Calculate the interest earned on an investment of 2500 invested at an interest rate of 6.15%/a compounded quarterly for 10 years.
40 periods at a rate of .0615/4
2500 (1.015375)^40=2500(1.841) = $4602.55
To calculate the interest earned on an investment, we need to use the compound interest formula:
A = P(1 + r/n)^(nt)
Where:
A = the final amount after the investment period
P = the principal amount (or initial investment)
r = the annual interest rate (written as a decimal)
n = the number of times interest is compounded per year
t = the number of years the money is invested for
In this case, the principal amount (P) is $2500, the annual interest rate (r) is 6.15%/a (or 0.0615 written as a decimal), interest is compounded quarterly (so n = 4), and the investment period (t) is 10 years.
To calculate the interest earned, we need to find the difference between the final amount (A) and the principal amount (P).
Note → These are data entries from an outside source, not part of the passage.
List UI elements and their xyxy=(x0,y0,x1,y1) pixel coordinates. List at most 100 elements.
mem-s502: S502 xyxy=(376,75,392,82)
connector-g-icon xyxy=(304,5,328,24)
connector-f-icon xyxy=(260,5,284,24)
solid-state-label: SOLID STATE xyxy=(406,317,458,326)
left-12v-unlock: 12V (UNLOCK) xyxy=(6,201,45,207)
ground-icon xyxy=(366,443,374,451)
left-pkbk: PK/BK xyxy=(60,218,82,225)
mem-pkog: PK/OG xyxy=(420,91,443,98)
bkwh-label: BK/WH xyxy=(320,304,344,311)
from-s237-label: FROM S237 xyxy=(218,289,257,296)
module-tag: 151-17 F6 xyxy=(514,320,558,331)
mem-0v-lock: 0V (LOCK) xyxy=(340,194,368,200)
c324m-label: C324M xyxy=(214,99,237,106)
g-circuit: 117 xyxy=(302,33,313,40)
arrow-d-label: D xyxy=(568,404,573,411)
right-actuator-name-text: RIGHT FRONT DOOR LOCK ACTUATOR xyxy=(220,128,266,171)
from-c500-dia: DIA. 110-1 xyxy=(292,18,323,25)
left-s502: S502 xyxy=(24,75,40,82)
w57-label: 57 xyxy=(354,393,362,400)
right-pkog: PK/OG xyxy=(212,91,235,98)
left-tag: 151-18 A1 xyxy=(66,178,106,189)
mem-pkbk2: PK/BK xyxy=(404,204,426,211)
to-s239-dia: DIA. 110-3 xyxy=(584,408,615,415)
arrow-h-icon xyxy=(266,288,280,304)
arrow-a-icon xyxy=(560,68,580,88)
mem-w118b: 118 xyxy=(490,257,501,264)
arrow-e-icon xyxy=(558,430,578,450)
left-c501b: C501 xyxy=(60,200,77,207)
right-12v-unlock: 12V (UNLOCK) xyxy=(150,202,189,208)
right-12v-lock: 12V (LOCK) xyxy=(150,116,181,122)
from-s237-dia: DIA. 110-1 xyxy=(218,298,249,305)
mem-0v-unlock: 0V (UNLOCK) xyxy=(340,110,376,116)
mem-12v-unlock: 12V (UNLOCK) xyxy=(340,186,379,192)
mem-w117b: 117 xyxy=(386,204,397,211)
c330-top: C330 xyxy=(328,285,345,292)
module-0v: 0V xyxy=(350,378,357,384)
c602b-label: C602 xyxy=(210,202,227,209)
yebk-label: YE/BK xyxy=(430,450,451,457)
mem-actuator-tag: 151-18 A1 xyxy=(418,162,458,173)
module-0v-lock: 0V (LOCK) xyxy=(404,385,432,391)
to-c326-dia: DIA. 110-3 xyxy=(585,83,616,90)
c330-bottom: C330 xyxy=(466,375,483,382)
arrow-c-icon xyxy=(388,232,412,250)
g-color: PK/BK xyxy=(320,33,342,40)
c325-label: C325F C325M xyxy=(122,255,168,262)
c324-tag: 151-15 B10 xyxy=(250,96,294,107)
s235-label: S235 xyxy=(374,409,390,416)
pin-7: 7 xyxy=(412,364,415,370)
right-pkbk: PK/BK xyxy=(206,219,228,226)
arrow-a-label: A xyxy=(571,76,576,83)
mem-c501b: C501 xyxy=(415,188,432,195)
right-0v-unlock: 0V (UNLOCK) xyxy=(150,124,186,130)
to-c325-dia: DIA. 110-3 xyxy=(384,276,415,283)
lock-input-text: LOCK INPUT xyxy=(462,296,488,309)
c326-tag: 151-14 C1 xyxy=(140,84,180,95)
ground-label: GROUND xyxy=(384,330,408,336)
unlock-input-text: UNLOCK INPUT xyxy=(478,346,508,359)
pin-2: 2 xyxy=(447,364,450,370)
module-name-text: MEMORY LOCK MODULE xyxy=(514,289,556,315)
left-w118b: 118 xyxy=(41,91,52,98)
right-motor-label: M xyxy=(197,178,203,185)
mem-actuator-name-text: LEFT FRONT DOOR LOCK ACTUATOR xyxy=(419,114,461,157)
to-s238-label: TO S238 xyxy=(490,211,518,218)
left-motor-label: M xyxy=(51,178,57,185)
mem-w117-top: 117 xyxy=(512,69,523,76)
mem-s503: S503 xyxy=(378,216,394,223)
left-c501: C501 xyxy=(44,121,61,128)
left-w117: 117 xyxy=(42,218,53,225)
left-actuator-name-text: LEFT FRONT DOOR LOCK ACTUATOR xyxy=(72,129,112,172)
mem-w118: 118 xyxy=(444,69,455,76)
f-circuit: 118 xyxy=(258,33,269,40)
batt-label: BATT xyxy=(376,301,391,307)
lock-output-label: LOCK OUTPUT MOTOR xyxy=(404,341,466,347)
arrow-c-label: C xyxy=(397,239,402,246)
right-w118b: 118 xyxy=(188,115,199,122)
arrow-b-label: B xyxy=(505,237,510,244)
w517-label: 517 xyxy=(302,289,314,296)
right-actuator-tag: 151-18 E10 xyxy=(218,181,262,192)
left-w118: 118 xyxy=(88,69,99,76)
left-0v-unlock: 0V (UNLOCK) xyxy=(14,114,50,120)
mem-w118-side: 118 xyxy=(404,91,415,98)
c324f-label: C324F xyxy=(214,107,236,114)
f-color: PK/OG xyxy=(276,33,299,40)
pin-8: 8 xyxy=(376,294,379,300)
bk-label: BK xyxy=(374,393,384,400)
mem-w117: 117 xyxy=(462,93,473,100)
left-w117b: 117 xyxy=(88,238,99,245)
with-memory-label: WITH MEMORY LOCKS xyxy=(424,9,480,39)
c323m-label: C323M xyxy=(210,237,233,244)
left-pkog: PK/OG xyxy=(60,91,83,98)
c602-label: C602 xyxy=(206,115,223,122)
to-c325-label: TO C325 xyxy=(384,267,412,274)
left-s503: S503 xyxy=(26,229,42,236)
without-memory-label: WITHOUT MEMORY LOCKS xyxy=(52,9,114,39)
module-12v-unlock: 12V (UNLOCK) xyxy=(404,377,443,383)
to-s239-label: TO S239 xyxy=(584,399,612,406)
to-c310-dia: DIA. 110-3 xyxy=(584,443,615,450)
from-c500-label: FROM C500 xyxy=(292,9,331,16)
Let's calculate it step by step:
Step 1: Convert the annual interest rate to the quarterly interest rate.
Quarterly interest rate = annual interest rate / number of compounding periods per year = 0.0615 / 4 = 0.015375.
Step 2: Calculate the final amount (A) after 10 years using the formula.
A = P(1 + r/n)^(nt)
A = $2500(1 + 0.015375)^(4*10)
A ≈ $2500(1.015375)^(40)
A ≈ $2500 * 1.783927136
A ≈ $4459.82 (rounded to two decimal places)
Step 3: Calculate the interest earned by subtracting the principal amount (P) from the final amount (A).
Interest earned = A - P
Interest earned = $4459.82 - $2500
Interest earned ≈ $1959.82
Therefore, the interest earned on the investment of $2500, compounded quarterly at an interest rate of 6.15%/a for 10 years, is approximately $1959.82.